Nasza skóra jest jak materac, jeżeli zachowuje swoje właściwości elastyczne, to po każdym odgnieceniu wróci do swojej wyjściowej formy, ale gdy białka podporowe zaczynają zanikać, skóra traci „wypełnienie” i wiotczeje. Niestety jest to proces trudny do zatrzymania.
Nisko i wysokocząsteczkowy kwas hialuronowy
W kosmetykach występuje kwas hialuronowy o różnej masie cząsteczkowej i postaci – im więcej różnorodnych jego form w jednym preparacie, tym szersze będzie jego działanie. Kwas wielkocząsteczkowy, inaczej wysokocząsteczkowy (HMW) – występuje w kosmetykach najczęściej, ale też jego działanie jest najbardziej powierzchowne. Ze względu na swoją budowę nie wnika do wnętrza skóry. Za to tworzy na niej warstwę zapobiegającą uciekaniu wody i działa na zasadzie okluzji, zwiększając wchłaniania pozostałych składników aktywnych kosmetyku.
Kwas hialuronowy niskocząsteczkowy inaczej małocząsteczkowy o niskiej wielkości cząsteczek (LMW) lub ultraniskiej (ULMW) wnika do wnętrza skóry, głęboko ją nawilża i na nowo „wypełnia”. W efekcie powierzchnia skóry się wygładza, a zmarszczki mimiczne wypychają od środka – trochę tak jakbyś „dopompowała” swoją skórę jak materac.
Prekursor kwasu hialuronowego i spółka
Nowością w preparatach kosmetycznych są prekursory kwasu hialuronowego, czyli substancje, które penetrują skórę i stymulują naturalną produkcję kwasu hialuronowego. Stanowią tzw. trzecią generację kwasu hialuronowego i zapewniają najsilniejsze działanie wypełniające zmarszczki, jakie można uzyskać bez użycia igły, czyli metodą needle free.
Poza różnymi formami kwasu hialuronowego nowe sera nawilżające mają w składzie coś „ekstra”. Może to być madekasozyd – substancja pozyskiwana z wąkrotka azjatyckiego, która zmniejsza nadwrażliwość skóry na działanie czynników zewnętrznych, trehaloza, o właściwościach higroskopijnych, czy neuropeptydy, m.in.

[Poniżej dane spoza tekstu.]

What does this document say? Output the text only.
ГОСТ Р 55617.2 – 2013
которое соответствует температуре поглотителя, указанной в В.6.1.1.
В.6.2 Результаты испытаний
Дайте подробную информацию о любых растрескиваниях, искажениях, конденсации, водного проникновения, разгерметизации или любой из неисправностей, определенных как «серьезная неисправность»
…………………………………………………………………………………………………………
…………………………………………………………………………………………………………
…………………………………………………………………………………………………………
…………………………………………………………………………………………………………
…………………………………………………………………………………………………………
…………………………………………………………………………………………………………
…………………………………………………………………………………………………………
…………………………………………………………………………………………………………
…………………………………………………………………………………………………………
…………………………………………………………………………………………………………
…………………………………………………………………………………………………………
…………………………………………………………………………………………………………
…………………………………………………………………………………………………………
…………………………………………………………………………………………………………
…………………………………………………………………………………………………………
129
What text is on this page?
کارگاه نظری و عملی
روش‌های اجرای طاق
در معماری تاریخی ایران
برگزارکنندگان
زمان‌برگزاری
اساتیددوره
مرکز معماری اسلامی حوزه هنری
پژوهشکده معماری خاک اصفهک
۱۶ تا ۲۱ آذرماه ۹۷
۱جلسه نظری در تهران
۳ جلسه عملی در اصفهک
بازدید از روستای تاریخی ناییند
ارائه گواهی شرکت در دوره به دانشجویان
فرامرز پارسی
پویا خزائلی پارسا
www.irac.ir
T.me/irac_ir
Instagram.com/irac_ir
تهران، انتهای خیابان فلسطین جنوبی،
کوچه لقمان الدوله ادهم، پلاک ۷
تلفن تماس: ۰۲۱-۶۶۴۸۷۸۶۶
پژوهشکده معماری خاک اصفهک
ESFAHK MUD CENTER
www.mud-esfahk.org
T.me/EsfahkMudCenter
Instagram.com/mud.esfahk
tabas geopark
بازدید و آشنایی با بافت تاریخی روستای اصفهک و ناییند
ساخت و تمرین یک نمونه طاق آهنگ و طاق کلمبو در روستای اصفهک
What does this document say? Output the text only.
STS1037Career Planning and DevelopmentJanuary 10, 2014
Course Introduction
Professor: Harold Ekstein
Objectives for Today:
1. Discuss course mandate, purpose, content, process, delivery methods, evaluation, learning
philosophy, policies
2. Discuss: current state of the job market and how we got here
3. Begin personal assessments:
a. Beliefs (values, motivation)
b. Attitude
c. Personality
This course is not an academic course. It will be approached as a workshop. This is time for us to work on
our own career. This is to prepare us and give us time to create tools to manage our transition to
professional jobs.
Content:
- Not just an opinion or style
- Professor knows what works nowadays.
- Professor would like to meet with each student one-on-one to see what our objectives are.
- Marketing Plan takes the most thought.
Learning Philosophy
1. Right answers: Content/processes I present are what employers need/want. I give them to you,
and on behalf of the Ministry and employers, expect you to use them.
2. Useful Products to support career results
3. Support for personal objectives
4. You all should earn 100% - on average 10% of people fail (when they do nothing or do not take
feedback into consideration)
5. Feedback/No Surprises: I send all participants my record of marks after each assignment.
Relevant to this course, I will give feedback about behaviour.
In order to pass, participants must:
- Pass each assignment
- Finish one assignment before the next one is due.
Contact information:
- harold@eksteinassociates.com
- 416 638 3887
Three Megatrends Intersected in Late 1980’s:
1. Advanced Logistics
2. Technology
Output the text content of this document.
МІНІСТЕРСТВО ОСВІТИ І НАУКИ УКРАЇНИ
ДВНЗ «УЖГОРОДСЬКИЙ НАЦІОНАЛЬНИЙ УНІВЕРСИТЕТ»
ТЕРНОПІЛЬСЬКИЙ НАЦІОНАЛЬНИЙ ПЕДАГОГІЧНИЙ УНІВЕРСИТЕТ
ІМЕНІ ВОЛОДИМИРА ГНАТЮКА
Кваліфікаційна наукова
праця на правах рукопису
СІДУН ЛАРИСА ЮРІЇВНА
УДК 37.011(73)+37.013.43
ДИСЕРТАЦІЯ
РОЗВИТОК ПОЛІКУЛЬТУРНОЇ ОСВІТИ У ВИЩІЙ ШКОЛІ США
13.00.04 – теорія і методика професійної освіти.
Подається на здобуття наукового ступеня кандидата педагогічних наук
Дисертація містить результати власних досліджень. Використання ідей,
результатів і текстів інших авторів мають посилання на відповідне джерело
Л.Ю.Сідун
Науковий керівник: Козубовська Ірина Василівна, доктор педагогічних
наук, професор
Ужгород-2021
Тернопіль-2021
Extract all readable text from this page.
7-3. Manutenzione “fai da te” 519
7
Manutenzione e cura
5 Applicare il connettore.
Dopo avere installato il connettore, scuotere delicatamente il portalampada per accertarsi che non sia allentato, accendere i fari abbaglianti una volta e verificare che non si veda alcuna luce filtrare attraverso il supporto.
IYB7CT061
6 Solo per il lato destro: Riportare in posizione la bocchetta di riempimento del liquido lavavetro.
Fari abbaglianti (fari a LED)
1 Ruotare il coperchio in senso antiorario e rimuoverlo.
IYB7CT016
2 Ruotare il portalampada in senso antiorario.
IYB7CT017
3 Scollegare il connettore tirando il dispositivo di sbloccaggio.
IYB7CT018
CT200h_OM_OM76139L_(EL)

SNAP-8, który stanowi alternatywę dla toksyny botulinowej i ma silne działanie przeciwzmarszczkowe. Są to również zaawansowany technologicznie ekstrakty roślinne np. z algi czerwonej o strukturze podobnej do kwasu hialuronowego, czy d-ryboza nazywana „cukrem życia”, która przywraca skórze energię niezbędną do samoregeneracji i produkcji białek podporowych.
Jak stosować serum nawilżające?
Wszystkie sera mają lekką, wodną bądź żelową, konsystencję, natychmiast wnikają w skórę i działają w niej nawet do kilku dni. Najlepsze efekty przynoszą w połączeniu z odpowiednią pielęgnacją przeciwstarzeniową lub problemową. Dla osiągnięcia oczekiwanych rezultatów należy je stosować codziennie na oczyszczoną skórę twarzy, ale przed nałożeniem kremu na dzień lub na noc.